Winnie flinched as the rolling pin made a loud cracking sound when her mother dropped it onto the dough ball. She began pushing the ball into a thin, flat circle. Her father brushed some of the flying flour off the edge of his magazine page and kept reading.

    “I told Binnie,” her mother continued, “my daughter would never steal from someone. And besides, Raj may not be her boyfriend right now, but they’ve been destined to be together since they were children. They played with colored powder at our Indian Society Holi festival. They lit firecrackers on Diwali. I did the carpool with Chaya for years so they could ride to school together. There must be some misunderstanding, and that bowlegged, hook-nose, bad-hair-dye woman who buys her clothes from a secondhand trash store doesn’t know what she’s talking about.”

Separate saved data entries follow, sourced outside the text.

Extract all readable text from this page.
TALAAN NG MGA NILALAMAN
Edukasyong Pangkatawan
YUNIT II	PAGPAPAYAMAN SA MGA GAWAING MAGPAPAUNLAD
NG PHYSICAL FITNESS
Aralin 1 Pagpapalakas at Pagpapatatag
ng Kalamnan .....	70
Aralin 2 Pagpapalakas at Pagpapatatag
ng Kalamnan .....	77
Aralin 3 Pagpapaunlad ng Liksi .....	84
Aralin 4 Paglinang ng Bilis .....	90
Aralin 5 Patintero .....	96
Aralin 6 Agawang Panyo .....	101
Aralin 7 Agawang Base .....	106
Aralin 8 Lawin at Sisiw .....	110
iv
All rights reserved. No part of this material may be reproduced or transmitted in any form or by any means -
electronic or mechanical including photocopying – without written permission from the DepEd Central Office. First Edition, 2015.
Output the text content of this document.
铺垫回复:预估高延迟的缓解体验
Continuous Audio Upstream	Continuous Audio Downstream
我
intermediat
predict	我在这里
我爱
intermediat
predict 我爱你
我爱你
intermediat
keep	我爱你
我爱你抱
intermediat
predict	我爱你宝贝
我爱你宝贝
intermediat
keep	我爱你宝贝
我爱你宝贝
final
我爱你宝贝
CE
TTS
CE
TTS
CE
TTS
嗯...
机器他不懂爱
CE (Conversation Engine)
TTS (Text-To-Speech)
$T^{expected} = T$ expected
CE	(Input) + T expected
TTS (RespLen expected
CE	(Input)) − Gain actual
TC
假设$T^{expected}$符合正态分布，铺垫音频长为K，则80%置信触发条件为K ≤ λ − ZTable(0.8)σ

Winnie prayed that her fear wasn’t obvious. “Uh, thanks, Mom.”

The rolling pin made another whacking sound against the counter, and her father’s teacup rattled this time. She watched in admiration as he calmly lifted the cup and took a sip.

“Well, I thought that was the end of that conversation with Minnie—”

“Binnie.”

“Whatever. But do you know what she told me?”

“Uh, no…”

“She said that Minnie told her that the Shahs’ neighbor watched you, criminal-in-the-making, taking things out of Raj Shah’s house. What do you have to say to that?”

    “It could have been one of Raj’s other girlfriends,” Winnie said with a shrug. “According to Facebook, Twitter, Instagram, Tumblr, and Snapchat, we aren’t together anymore.”

“Vaneeta Mehta, do not lie to me! Did you steal from Raj Shah?”